Second Amendment sanctuaries are communities that have declared they will not use their public funds to enforce federal and state laws that they believe will curtail citizens' gun rights.
As of Jan. 7, there are 118 sanctuaries across Virginia, according to Philip Van Cleave, the president of the Virginia Citizens Defense League; the VCDL is a nonprofit dedicated to protecting Virginians' Second Amendment rights.
"It's actually grown much faster and larger than I had hoped for," Culpeper County Sheriff Scott Jenkins said. "It seems that it has spread statewide very quickly, and everyone is expressing how strongly they feel about their constitutional right to defend themselves."
Culpeper voted in early December to become a Second Amendment sanctuary.
Virginia’s Attorney General Mark Herring released his legal opinion in December that said proposed gun laws will be enforced despite opposition.
"When the General Assembly passes new gun violence legislation, they will be followed, and they will be enforced," Herring said.

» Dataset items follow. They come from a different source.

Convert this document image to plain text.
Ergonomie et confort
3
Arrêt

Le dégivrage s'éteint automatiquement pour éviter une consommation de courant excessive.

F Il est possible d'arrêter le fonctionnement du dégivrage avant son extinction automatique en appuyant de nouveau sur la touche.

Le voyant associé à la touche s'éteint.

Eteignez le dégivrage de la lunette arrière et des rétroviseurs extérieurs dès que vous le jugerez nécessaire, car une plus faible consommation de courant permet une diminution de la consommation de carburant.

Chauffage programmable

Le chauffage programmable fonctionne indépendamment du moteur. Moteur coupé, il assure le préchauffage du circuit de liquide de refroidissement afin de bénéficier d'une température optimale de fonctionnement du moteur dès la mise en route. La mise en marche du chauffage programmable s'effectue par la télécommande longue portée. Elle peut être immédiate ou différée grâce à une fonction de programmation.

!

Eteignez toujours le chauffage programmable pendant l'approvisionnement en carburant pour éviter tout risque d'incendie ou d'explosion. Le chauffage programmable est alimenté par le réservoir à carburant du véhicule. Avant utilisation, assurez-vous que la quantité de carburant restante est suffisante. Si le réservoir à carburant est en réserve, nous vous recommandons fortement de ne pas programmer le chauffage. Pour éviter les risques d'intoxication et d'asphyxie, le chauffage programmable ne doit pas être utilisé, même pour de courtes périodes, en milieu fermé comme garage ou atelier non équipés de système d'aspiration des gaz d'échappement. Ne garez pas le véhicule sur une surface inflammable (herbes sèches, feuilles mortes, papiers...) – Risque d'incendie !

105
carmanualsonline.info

The new gun safety proposals include universal background checks, re-instating a one gun per month law, a ban on the sale and possession of assault firearm, and a red flag law.
"We’re talking about very reasonable gun violence legislation that has broad public support," Herring said.
RELATED: Numerous bills introduced before the start of Virginia's 2020 legislative session deal with gun safety
Jenkins highlighted his responsibility to enforce laws the legislature enacts, despite his personal feelings.
"I spoke out clearly that I'm a strong supporter of the Second Amendment and would do what I can within my power to defend the rights of our citizens in Culpeper to continue to own firearms, Jenkins said. "When I said that, I said that if these laws did get enacted, then as a sheriff, I am responsible for enforcing laws that are duly enacted by the legislature."
Jenkins said the act of becoming a sanctuary isn’t binding.
"County governments do not enact laws pertaining to those things, it's done in Richmond," Jenkins said. "We’ve all heard of Dylan Rule with Virginia, and understand it clearly. But [the Second Amendment sanctuary vote] was a unified statement from a governing body with, in our case, a sheriff who is saying we feel adamant that these bills have to be stopped, and we will push back."
Jenkins said he won’t speak on hypotheticals, but as he is elected by the citizens, he said he has a plan to protect the people who elected him. He is prepared to train them to be deputies, rather than taking their guns away.
"It is my duty to do everything in my power to protect them, and if it means me swearing in thousands of people in this community as deputy sheriffs, auxiliary deputies, that's what I will do," Jenkins said. "It's something I'd hope that we do not have to do, but as I said weeks ago, we will do it if they enact these laws."
Jenkins said he will do what he can legally, but in terms of what comes next, he said he foresees any gun safety law passed by the legislature will bring with it a legal battle.
"I'm certain if they do get enacted, they will immediately go through the court system, and I'm happy to become part of that battle, because that's the right way to go about it," Jenkins said. "I hope that it doesn't happen, and I hope that my officers aren’t in any way affected by having to go and enforce any of these things that are proposed as currently written."